There he paused, his glinting eyes connecting with mine. I distantly felt Austin drawing nearer, walking up the street, but the usual fluttering of my stomach was absent. Because I had a blade embedded in it.
“Well?” I asked quietly, anger flowering in my middle. “Do you plan to pull it out, or are you trying to give me rust poisoning?”
“That’s not even a thing for magical people, Jane.” He let go of the hilt and pulled his hand back, joy soaking into his features even as blood soaked my shirt. He clearly didn’t intend on pulling the knife out himself.
I didn’t feel the blade, and I was already working on damage control with my healing magic, but that didn’t stop the primal part of me from cringing in dread. A deep part of me still connected a stabbing with a grave. My mind edged into survival mode, each second that dangerous weapon stayed lodged in my flesh pumping out another wave of adrenaline.
I could easily pull it out, sure. I wouldn’t feel it. But half the time it didn’t hurt to work out splinters, either, and digging those out with a sewing needle had always been beyond me.
“Pull it out,” I said through clenched teeth, my hands shaking, not daring to look down at it again. “There’s nothing in the rules about you getting to leave the knife in.”
“Exactly. There’s nothing in the rules about leaving the knife in…or pulling it out, either.” Sasquatch just looked at me with that awful smile, enjoying my turmoil.
“The game is over.” Austin’s deep, rich baritone washed over me. I’d lost track of his approach.

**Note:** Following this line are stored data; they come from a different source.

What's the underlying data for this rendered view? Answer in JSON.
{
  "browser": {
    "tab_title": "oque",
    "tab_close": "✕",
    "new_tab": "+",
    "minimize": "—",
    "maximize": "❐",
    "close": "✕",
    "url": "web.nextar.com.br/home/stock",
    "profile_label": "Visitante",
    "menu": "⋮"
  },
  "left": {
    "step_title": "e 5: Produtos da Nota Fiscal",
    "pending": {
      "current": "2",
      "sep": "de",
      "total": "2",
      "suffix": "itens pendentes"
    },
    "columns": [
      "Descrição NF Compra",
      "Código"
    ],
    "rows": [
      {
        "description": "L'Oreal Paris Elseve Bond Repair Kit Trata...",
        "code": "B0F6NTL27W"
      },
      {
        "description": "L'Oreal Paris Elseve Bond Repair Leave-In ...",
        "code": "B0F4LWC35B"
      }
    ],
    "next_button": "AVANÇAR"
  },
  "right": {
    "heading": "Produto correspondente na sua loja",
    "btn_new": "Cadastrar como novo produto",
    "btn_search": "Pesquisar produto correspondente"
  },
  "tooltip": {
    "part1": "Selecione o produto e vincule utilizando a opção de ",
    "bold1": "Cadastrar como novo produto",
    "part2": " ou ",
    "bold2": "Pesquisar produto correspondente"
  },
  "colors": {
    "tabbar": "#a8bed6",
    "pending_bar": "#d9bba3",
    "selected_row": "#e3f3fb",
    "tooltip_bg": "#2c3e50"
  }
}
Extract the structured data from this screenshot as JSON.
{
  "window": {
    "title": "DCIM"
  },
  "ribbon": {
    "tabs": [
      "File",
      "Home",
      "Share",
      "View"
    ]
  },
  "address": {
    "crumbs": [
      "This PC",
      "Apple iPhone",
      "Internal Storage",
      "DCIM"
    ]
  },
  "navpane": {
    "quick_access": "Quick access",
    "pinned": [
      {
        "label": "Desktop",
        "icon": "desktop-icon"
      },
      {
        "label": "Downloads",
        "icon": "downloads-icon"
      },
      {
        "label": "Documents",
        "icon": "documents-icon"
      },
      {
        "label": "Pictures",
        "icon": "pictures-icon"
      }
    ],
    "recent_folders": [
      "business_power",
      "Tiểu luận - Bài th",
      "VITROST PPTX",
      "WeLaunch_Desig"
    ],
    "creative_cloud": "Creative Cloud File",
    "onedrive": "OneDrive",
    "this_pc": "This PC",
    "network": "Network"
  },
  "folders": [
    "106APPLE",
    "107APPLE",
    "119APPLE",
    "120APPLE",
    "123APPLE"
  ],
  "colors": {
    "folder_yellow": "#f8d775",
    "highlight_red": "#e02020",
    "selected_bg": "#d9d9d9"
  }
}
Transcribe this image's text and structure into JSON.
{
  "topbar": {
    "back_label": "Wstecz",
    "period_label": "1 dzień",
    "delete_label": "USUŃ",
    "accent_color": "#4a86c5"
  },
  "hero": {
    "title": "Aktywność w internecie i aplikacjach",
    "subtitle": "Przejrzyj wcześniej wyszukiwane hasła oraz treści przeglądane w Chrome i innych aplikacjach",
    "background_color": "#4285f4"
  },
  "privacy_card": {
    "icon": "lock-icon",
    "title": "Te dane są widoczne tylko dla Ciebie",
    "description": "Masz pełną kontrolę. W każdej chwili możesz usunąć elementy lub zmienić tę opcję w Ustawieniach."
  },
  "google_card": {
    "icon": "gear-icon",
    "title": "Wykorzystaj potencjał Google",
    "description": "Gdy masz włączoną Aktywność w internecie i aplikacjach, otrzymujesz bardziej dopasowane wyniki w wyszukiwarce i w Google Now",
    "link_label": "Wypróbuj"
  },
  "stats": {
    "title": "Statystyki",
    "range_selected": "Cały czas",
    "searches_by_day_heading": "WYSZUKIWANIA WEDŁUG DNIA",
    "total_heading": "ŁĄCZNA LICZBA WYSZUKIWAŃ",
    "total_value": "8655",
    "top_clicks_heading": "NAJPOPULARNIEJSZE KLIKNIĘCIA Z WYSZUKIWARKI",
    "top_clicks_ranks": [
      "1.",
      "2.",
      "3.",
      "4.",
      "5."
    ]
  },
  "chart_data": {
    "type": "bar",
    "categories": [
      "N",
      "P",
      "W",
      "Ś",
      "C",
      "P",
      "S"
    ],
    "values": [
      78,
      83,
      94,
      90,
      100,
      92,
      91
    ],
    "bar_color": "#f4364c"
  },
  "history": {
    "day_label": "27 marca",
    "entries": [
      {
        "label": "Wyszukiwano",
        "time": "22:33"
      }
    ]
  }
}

Sasquatch jolted as though struck, his spine snapping ramrod straight, his beer belly popping out. He hadn’t noticed Austin coming at all. A moment later, he bent like a dying reed, drooping over and reaching for the knife.
“No, no!” I slapped his hand away, my reflexes faster than they’d ever been. My body stronger, too. Austin wasn’t just training me in magic. “Careful!”
Sasquatch staggered to the side before lunging back at me. “Alpha said the thing is done. Give me my knife!”
“Don’t grab like that. You’ll make it worse.” I slapped his hand away again and sent a tiny blast of magic to shove him back.
He flew off his feet and sailed ass over end toward the building, his back hitting first, his head pointed toward the ground. My power kept growing, and every time I thought I had a handle on my range, I went and blasted someone across the room. Or down the sidewalk, as the case may be. Oh well. It probably wasn’t the first time he’d been dropped on his head.
“Oops. Too much power,” I said.
Sasquatch struggled to his feet, hand to his cranium. He pointed a finger at me. “You saw her, alpha. She assaulted me. Aggressively! She broke the law. Punish her.”
Austin stepped back into the gutter. Power throbbed off his robust body. Hard eyes surveyed us from a harder face. This was Austin the alpha, not my friend and trainer. He was hearing a complaint from someone in his territory and discerning its merit before he reached a verdict. He was police, judge, and jury in this town, and he couldn’t afford to let someone upset the extremely precarious balance right now.